Annika A. Culver, Glorify the Empire: Japanese Avant-Garde Propaganda in Manchukuo, (Vancouver: University of British Columbia Press, 2013) pp. 284.
Glorify the Empire: Japanese Avant-Garde Propaganda in Manchukuo is Annika Culver’s first monograph and winner of the 2014 Southeast Conference of the Association for Asian Studies Book Prize. Culver’s book represents an exemplary yet approachable blend of current theoretical and historiographical trends in academia. On the surface level, Culver’s work introduces the reader to a number of famous modernist and avant-garde artists of the early Showa Era Japanese empire as these leftist intellectuals paradoxically came to support the fascist imperial project in Manchukuo.

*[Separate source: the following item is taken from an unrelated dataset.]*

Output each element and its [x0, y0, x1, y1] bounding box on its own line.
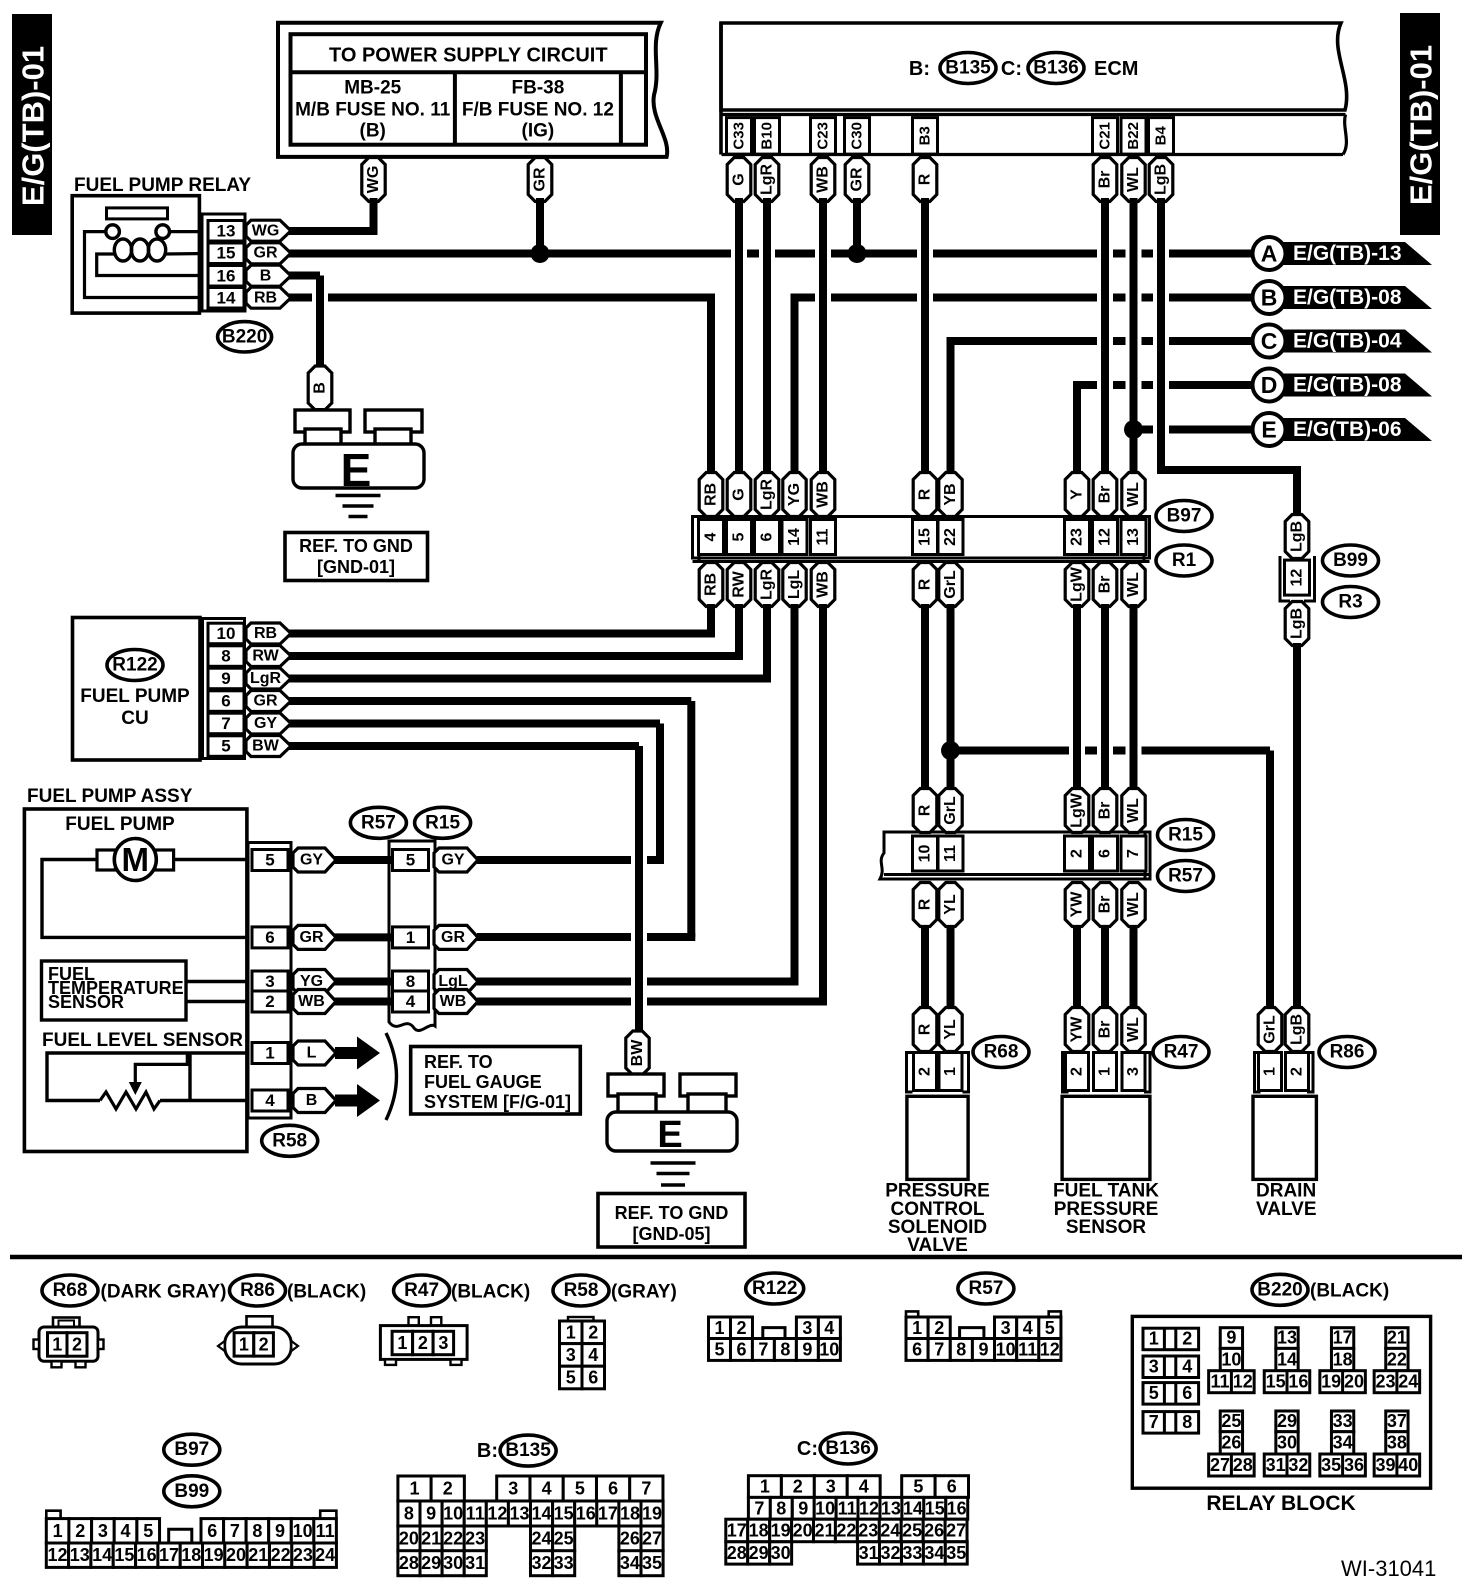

Each of her chapters contextualizes the wartime work of artists—such as Ai Mitsu, Fukuzawa Ichiro, Yamada Seizaburo, and many others—within the philosophical (and physical) journey they undertook to achieve their envisioned utopia of Manchuria. But beneath the biographies of these individuals lies a sophisticated message about the fabrication of the state, the creation of the “Other,” a mythologized frontier, alternatives to modernity, and discussions on complicating the resistance/collaboration dichotomy through the guise of cultural production and “unofficial” propaganda.
Like most of the Great Power empires, Japanese “unofficial propaganda” helped to develop an “empire of images,” a popular historiographical trend among imperial scholars. This colonial gaze transformed the colonies into loci of power for the metropole as part of the civilizing mission while simultaneously portraying the colonized as backwards and lazy, their land “virgin” and ready for development (p. 7). Artwork, literature, and pictures created a romanticized vision that “showcased Manchukuo to both Japanese and Western audiences, advertising its legitimacy both at home and abroad” and as such provided key support for continued effort to expand imperial control (p. 42).
Simultaneously, historical forces of modernity and its aspirants, such as fascism, communism, and liberalism, layered on the consciousness of individuals around the world. It is within this context that Culver situates her artists turned recently converted political prisoners. Many of these previously “proletarian” and avant-garde artists found themselves on state-sponsored sabbaticals to Manchukuo. There, they became subsumed into and champions of the Japanese imperial project of “utopia” in Asia. Many became blinded by their desire to rehabilitate themselves in the context of imperial Japan and their personal conviction that Manchuria provided an outlet for their dreams of utopia no longer possible in “developed” Japan, allowing them to overlook their support of fascism. These individual travelers’ tales are well worth the read, and enlightening for academics who wish to interrogate similar questions of imperial space.
Culver convincingly argues how fragile individualism is when subjected to larger historical forces. Overall, Glorify the Empire provides a complicated narrative that upsets monocausal or diametric portrayals of the state and its relation to individuals. Culver ultimately concludes by inviting the reader to expand upon these ideas, commenting on how there is a noticeable absence of colonial voices. As with all histories of intellectuals, it is difficult to situate their overall impact and reach upon broader sections of society. What percentage of everyday Japanese, let alone colonial populations, consumed this unofficial propaganda? Questions like these are useful to all cultural historians and students of empire making Glorify the Empire a helpful read for a broad spectrum of scholars.